Sentado en el portal de su casa, a pocos metros del mar, el hombre tejía una tarraya, como quien destejía el tiempo. Al detenerme en su labor, me dio por pensar que cada puntada bien pudiera ser un suceso de su vida, un recuerdo que afloraba con la fugacidad de la propia existencia, o que quizá, con cada movimiento de la aguja, intentaba dirigir el ir y venir de las olas, que desfallecen a orillas de Caletón en los días de calma.
¿En qué pensará este hombre de piel curtida por el sol y el salitre? ¿En el temor que produce el huracán cuando sorprende a los pescadores?
Como su tez morena, entrelazaba los hilos de una red que seguramente también se calcinaría con los años y el salitre. Todo pescador que se respete posee una, y ambos recibirán el golpe suave, constante y desgastador del sol y la sal.
“Para la pesca hay que nacer, puedes aprender uno o dos trucos de cómo sacar un pez, pero el verdadero pescador nace a orillas del mar, el resto siempre será aficionado”, me dijo Jorge Luis González cierta vez, cuando me topé con él, hace casi una década, en la Ciénaga de Zapata.
Cada puntada sucedía a otra, en una faena que parecía no tener fin. La paciencia y precisión distinguen al buen tejedor, además de la destreza que se adquiere con los años, conocí aquella vez. “Las puntadas han de ser precisas para que al lanzar la red alcance un mejor vuelo. Son necesarios años de prácticas”, me aseguró.
El pescador entabla un vínculo casi místico con el sol. Prefiere ser el primero en saludarlo y despedirlo; el astro rey corresponderá tanto respeto con el arribo de peces. Y hasta regalará un destello de luz para advertir sobre la presencia de cardúmenes.
“La mejor hora para pescar siempre será en el clarear de la mañana, o cuando cae la tarde. Las sardinas entran a la orilla en la madrugada y salen en la noche. En la oscuridad producen una luminosidad fosforescente, como una llamarada azul, y no hay pez que se le acerque, le cogen miedo, y ahí nosotros aprovechamos”, me dijo aquella vez sin apartarse de su faena.
Luis continuaba en su labor, pacientemente. Su padre le enseñó cuanto sabía. Además de fabricar tarrayas, pescaba con ellas, salvaguardando un oficio milenario. “Lanzarla no es fácil, también lleva años de ejercicio. Debes sostener bien el plomo, ser preciso al lanzarla porque te puedes golpear”.
La tarraya es como una extensión del cuerpo del pescador. Al arrojar la red, pareciera que pretende abrazar la inmensidad; amplitud azul que a veces se detiene tras el flash de una cámara. Hay imágenes hermosas donde el mar pierde protagonismo, como lo es captar el preciso momento en que el hombre lanza la red, instante solo superado por apreciar a quien la teje.

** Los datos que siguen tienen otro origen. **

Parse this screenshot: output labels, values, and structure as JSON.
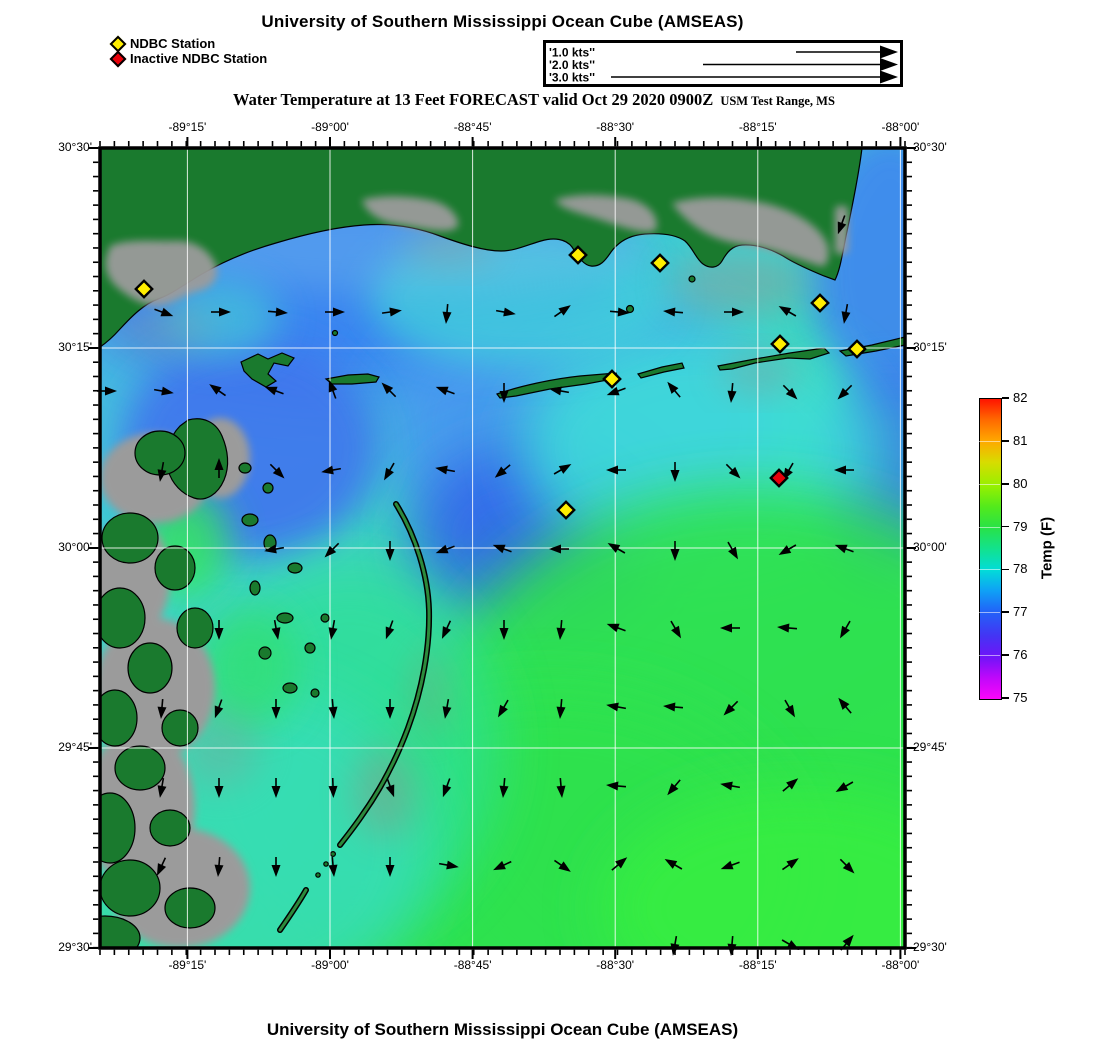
{
  "header": {
    "title": "University of Southern Mississippi Ocean Cube (AMSEAS)",
    "legend": [
      {
        "label": "NDBC Station",
        "color": "#ffee00"
      },
      {
        "label": "Inactive NDBC Station",
        "color": "#e8000a"
      }
    ],
    "scale_box": {
      "rows": [
        {
          "label": "'1.0 kts''",
          "line_start": 250
        },
        {
          "label": "'2.0 kts''",
          "line_start": 157
        },
        {
          "label": "'3.0 kts''",
          "line_start": 65
        }
      ],
      "line_end": 334,
      "tip": 352
    },
    "subtitle_main": "Water Temperature at 13 Feet FORECAST valid Oct 29 2020 0900Z",
    "subtitle_small": "USM Test Range, MS"
  },
  "footer": {
    "title": "University of Southern Mississippi Ocean Cube (AMSEAS)"
  },
  "map": {
    "x_tick_labels": [
      "-89°15'",
      "-89°00'",
      "-88°45'",
      "-88°30'",
      "-88°15'",
      "-88°00'"
    ],
    "x_ticks": [
      87.4,
      230,
      372.6,
      515.2,
      657.8,
      800.4
    ],
    "y_tick_labels": [
      "30°30'",
      "30°15'",
      "30°00'",
      "29°45'",
      "29°30'"
    ],
    "y_ticks": [
      0,
      200,
      400,
      600,
      800
    ],
    "colors": {
      "land": "#1a7a2e",
      "shallow": "#9b9b9b",
      "vector": "#000000",
      "station_active": "#ffee00",
      "station_inactive": "#e8000a"
    },
    "stations_active": [
      [
        44,
        141
      ],
      [
        478,
        107
      ],
      [
        560,
        115
      ],
      [
        720,
        155
      ],
      [
        680,
        196
      ],
      [
        757,
        201
      ],
      [
        512,
        231
      ],
      [
        466,
        362
      ]
    ],
    "stations_inactive": [
      [
        679,
        330
      ]
    ],
    "arrows": [
      [
        62,
        164,
        20
      ],
      [
        119,
        164,
        0
      ],
      [
        176,
        164,
        5
      ],
      [
        233,
        164,
        0
      ],
      [
        290,
        164,
        -8
      ],
      [
        347,
        164,
        95
      ],
      [
        404,
        164,
        10
      ],
      [
        461,
        164,
        -35
      ],
      [
        518,
        164,
        5
      ],
      [
        575,
        164,
        185
      ],
      [
        632,
        164,
        0
      ],
      [
        689,
        164,
        210
      ],
      [
        746,
        164,
        100
      ],
      [
        742,
        75,
        110
      ],
      [
        5,
        243,
        0
      ],
      [
        62,
        243,
        10
      ],
      [
        119,
        243,
        215
      ],
      [
        176,
        243,
        200
      ],
      [
        233,
        243,
        250
      ],
      [
        290,
        243,
        225
      ],
      [
        347,
        243,
        200
      ],
      [
        404,
        243,
        90
      ],
      [
        461,
        243,
        190
      ],
      [
        518,
        243,
        160
      ],
      [
        575,
        243,
        230
      ],
      [
        632,
        243,
        95
      ],
      [
        689,
        243,
        45
      ],
      [
        746,
        243,
        135
      ],
      [
        62,
        322,
        100
      ],
      [
        119,
        322,
        -90
      ],
      [
        176,
        322,
        45
      ],
      [
        233,
        322,
        170
      ],
      [
        290,
        322,
        120
      ],
      [
        347,
        322,
        190
      ],
      [
        404,
        322,
        140
      ],
      [
        461,
        322,
        -30
      ],
      [
        518,
        322,
        180
      ],
      [
        575,
        322,
        90
      ],
      [
        632,
        322,
        45
      ],
      [
        689,
        322,
        120
      ],
      [
        746,
        322,
        180
      ],
      [
        176,
        401,
        170
      ],
      [
        233,
        401,
        135
      ],
      [
        290,
        401,
        90
      ],
      [
        347,
        401,
        160
      ],
      [
        404,
        401,
        200
      ],
      [
        461,
        401,
        180
      ],
      [
        518,
        401,
        210
      ],
      [
        575,
        401,
        90
      ],
      [
        632,
        401,
        60
      ],
      [
        689,
        401,
        150
      ],
      [
        746,
        401,
        200
      ],
      [
        119,
        480,
        90
      ],
      [
        176,
        480,
        80
      ],
      [
        233,
        480,
        100
      ],
      [
        290,
        480,
        110
      ],
      [
        347,
        480,
        115
      ],
      [
        404,
        480,
        90
      ],
      [
        461,
        480,
        95
      ],
      [
        518,
        480,
        200
      ],
      [
        575,
        480,
        60
      ],
      [
        632,
        480,
        180
      ],
      [
        689,
        480,
        185
      ],
      [
        746,
        480,
        120
      ],
      [
        62,
        559,
        95
      ],
      [
        119,
        559,
        110
      ],
      [
        176,
        559,
        90
      ],
      [
        233,
        559,
        85
      ],
      [
        290,
        559,
        90
      ],
      [
        347,
        559,
        100
      ],
      [
        404,
        559,
        120
      ],
      [
        461,
        559,
        95
      ],
      [
        518,
        559,
        190
      ],
      [
        575,
        559,
        185
      ],
      [
        632,
        559,
        135
      ],
      [
        689,
        559,
        60
      ],
      [
        746,
        559,
        230
      ],
      [
        62,
        638,
        100
      ],
      [
        119,
        638,
        90
      ],
      [
        176,
        638,
        90
      ],
      [
        233,
        638,
        88
      ],
      [
        290,
        638,
        70
      ],
      [
        347,
        638,
        110
      ],
      [
        404,
        638,
        95
      ],
      [
        461,
        638,
        85
      ],
      [
        518,
        638,
        185
      ],
      [
        575,
        638,
        130
      ],
      [
        632,
        638,
        190
      ],
      [
        689,
        638,
        -40
      ],
      [
        746,
        638,
        150
      ],
      [
        62,
        717,
        115
      ],
      [
        119,
        717,
        95
      ],
      [
        176,
        717,
        90
      ],
      [
        233,
        717,
        85
      ],
      [
        290,
        717,
        90
      ],
      [
        347,
        717,
        10
      ],
      [
        404,
        717,
        155
      ],
      [
        461,
        717,
        35
      ],
      [
        518,
        717,
        -40
      ],
      [
        575,
        717,
        210
      ],
      [
        632,
        717,
        160
      ],
      [
        689,
        717,
        -35
      ],
      [
        746,
        717,
        45
      ],
      [
        575,
        796,
        100
      ],
      [
        632,
        796,
        95
      ],
      [
        689,
        796,
        30
      ],
      [
        746,
        796,
        -50
      ]
    ]
  },
  "colorbar": {
    "title": "Temp (F)",
    "tick_labels": [
      "82",
      "81",
      "80",
      "79",
      "78",
      "77",
      "76",
      "75"
    ],
    "min": 75,
    "max": 82,
    "stops": [
      [
        "#ff1400",
        0
      ],
      [
        "#ff6a00",
        7
      ],
      [
        "#ffa800",
        14
      ],
      [
        "#d8dc00",
        21
      ],
      [
        "#96f000",
        29
      ],
      [
        "#52ea1c",
        36
      ],
      [
        "#28e248",
        43
      ],
      [
        "#12e28e",
        50
      ],
      [
        "#02dcd8",
        57
      ],
      [
        "#0fa0f6",
        64
      ],
      [
        "#2262f8",
        71
      ],
      [
        "#4434f4",
        79
      ],
      [
        "#7014f8",
        86
      ],
      [
        "#c008fa",
        93
      ],
      [
        "#fb06fb",
        100
      ]
    ]
  }
}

“Para un pescador la tarraya es indispensable. Su resistencia depende de la calidad del nailon. Sin ella no obtendríamos carnada. Aquí capturamos dos tipos de sardinas: la Escamúa y la De Ley. Debes proteger la red, enjuagarla tras culminar la captura y resguardarla a la sombra, así alargarás su vida útil”.
Sentado en el portal de su casa, a pocos metros del mar, Jorge Luis González tejía una tarraya, como quien destejía el tiempo… de aquel encuentro hace ya 10 años.